At that time the disciples came to Jesus and asked, ‘Who is the greatest in the kingdom of heaven?’ He called a little child and had him stand among them” and continued: “Whoever becomes like this little child is the greatest in the kingdom of heaven” (Matt. 18:1, 2, 4, GW).*
Astounding words! Children really do seem to understand the kingdom. Indeed, the most precious, touching, and profound sermons I have ever “seen” have come from preschoolers.
Four-year-old Rachael had attended our church-operated child-care center since she was 2. She was our little miracle girl. Born prematurely, with a complicated heart condition, she immediately underwent heart surgery. The surgery, which saved her life, also damaged the pace nerve in her heart, requiring the use of a pacemaker. Her gutsy perseverance and lovable personality completely won our hearts. Her two years with us were filled with illnesses, surgeries, medications, pacemaker replacement, and more.
Her medical problems were endless, as was her fight to live. Her medications caused her to be constantly thirsty, requiring her to drink lots of fluids. Sippy cups seemed to be the best way to meet this need, since she could grab one out of the classroom refrigerator without help. Every day she brought several sippy cups to school and kept one in her hand much of the time.
Then one day the phone rang. I recognized Rachael’s mother’s voice. She was crying. Trying to sound calm, I asked, “What’s wrong, Janet?”
“I didn’t send any sippy cups today because Rachael was so upset,” Janet answered. “Rachael said the big boys had laughed at her, saying she was a baby drinking from a sippy cup.”
“Who laughed at her?” I asked.
“Rachael wouldn’t tell me, because she said she didn’t want to get them in trouble,” said her mom.
I promised to find out what happened and convinced Janet to pack the cups for the next day.

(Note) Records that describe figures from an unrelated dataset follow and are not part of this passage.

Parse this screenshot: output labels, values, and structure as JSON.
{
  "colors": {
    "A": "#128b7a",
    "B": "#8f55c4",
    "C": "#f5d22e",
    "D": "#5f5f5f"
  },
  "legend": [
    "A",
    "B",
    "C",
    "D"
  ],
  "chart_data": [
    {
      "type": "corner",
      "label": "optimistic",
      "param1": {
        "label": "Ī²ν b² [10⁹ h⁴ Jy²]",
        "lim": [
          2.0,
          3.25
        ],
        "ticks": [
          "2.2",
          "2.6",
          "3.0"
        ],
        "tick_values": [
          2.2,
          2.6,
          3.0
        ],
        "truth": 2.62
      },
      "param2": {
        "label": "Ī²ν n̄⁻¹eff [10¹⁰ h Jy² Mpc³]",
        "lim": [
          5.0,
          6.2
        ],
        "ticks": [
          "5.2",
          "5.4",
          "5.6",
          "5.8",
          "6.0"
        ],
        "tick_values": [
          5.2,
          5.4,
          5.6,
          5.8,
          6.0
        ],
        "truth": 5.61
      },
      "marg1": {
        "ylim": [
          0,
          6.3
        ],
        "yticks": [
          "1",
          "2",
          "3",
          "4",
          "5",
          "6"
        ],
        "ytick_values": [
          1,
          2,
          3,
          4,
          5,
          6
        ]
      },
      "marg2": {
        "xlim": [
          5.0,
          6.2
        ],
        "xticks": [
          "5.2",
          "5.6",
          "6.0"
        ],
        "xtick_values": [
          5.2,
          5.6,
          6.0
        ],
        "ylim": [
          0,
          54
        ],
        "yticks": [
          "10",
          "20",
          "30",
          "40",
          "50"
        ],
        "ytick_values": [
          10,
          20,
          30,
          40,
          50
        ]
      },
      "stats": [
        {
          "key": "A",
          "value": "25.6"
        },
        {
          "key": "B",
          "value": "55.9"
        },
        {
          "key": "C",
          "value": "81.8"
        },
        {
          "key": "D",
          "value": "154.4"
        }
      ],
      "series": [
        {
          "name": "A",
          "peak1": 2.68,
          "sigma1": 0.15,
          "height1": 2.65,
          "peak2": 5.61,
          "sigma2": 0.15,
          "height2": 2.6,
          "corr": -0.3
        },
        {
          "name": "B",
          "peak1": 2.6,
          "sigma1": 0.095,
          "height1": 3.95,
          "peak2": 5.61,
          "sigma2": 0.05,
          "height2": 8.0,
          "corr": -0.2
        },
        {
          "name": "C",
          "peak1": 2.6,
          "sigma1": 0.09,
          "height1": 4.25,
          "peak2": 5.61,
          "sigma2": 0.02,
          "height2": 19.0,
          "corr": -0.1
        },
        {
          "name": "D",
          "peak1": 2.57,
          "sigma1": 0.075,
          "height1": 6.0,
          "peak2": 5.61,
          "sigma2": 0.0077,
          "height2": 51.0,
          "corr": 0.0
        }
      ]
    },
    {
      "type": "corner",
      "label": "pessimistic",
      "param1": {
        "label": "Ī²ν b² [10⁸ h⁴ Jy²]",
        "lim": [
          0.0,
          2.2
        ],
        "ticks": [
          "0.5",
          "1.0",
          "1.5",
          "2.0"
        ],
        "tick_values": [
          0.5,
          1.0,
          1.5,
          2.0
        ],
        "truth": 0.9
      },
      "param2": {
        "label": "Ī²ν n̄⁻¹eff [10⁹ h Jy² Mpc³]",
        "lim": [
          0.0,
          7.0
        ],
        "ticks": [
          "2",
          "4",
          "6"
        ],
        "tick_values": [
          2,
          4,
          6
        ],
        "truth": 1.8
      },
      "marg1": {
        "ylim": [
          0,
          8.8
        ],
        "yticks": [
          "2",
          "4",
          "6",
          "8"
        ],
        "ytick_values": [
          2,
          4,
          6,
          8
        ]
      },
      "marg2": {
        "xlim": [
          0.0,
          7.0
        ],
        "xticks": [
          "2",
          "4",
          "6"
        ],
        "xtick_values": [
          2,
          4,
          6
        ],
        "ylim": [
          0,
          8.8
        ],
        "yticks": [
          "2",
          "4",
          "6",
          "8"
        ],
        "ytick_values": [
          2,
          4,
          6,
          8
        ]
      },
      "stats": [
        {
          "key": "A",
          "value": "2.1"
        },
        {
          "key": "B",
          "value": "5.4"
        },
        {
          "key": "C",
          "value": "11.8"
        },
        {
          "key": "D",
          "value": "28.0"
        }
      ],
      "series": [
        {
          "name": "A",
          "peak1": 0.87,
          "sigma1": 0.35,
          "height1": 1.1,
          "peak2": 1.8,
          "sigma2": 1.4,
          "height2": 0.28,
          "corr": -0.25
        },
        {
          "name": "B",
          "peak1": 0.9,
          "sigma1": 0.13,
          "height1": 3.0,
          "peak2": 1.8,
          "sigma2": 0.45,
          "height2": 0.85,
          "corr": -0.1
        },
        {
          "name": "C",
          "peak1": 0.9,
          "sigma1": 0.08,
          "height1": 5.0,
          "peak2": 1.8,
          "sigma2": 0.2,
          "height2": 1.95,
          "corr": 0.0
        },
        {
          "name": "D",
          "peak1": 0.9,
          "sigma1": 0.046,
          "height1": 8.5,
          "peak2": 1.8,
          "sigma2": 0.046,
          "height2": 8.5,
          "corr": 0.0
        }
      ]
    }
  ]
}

With a heavy heart I asked the teachers to arrange a group meeting with the children (after sending Rachael to another room to do an activity with a staff member). Rachael’s parents, members of a different denomination than that of our child-care center, had entrusted their most precious possession to us. As I walked in I wondered, How will we fix this?
Preschoolers almost always tell you more than you need, or even want, to know. Children of this age group are not above “ratting.” I reminded the group of how ill Rachael was, and how important fluids were to her. I also told them that Rachael didn’t have her sippy cups today because of her fear of being laughed at.
I soon knew who the “players” were in the “sippy cup” crime. I also knew I could rely on their tender hearts. Their repentance was as great as their misdeed; with tears streaming down their little faces, they expressed how sad they felt because they had hurt Rachael.
The next morning Rachael appeared with her usual supply of sippy cups. She received lots of hugs from friends, but still appeared anxious, until Matthew arrived.
Four-year-old Matthew had just started “hanging” with the 5-year-old boys. There were more 5-year-old boys in the classroom this year. Younger children referred to them as “the big boys.” In response to the title, the big boys decided that no girls of any age and no boys under age 5 would be accepted in their unofficial club.
Amazingly enough, Matthew broke through the barriers and became the only 4-year-old to “run with the big boys.” The 5-year-olds were likely impressed by the risks and bruises he had sustained as a result of his daredevil antics. Regardless, Matthew was now a member of the coveted club. He took his status seriously and continued to work hard to prove how tough he was.
On this morning Matthew’s mom rushed inside muttering, “I’m late. Matthew refused to leave the house without his sippy cup filled with apple juice. He hasn’t used it for ages. Kids! Go figure.”
Matthew followed closely behind, holding his sippy cup high as he yelled, “Hey Rashul [his pronunciation of Rachael], I brought my sippy cup too.” The room became quiet as little bodies with big eyes turned to stare at Matthew and his sippy cup.
Throughout the day Matthew carefully watched Rachael. Each time she reached for one of her drinks, Matthew reached for his sippy cup. Then he sat beside her with one arm draped protectively around her shoulder.
I learned a powerful lesson that day. I had attended classes and workshops in which the instructor asked each person to say something good about himself or herself. When it was my time to respond, I would always answer with absolutely no hesitation, “I’m a really good friend.”
Matthew, however, brought friendship to an all-new level. Never in my life had I risked my position, my reputation, and so much more in order to share someone else’s pain. God bless the Matthews in this world: there is a huge difference between “a friend” and “a sippy cup” friend. As Jesus said, “Unless you change and become like little children, you will never enter the kingdom of heaven” (Matt. 18:3, GW).
*Scripture quotations credited to GW are taken from God’s Word. Copyright 1995 God’s Word to the Nations. Used by permission of Baker Publishing Group. All rights reserved.
Mae Watson directs Kiddie Kampus, Collegedale Seventh-day Adventist Church’s preschool center, in Collegedale, Tennessee.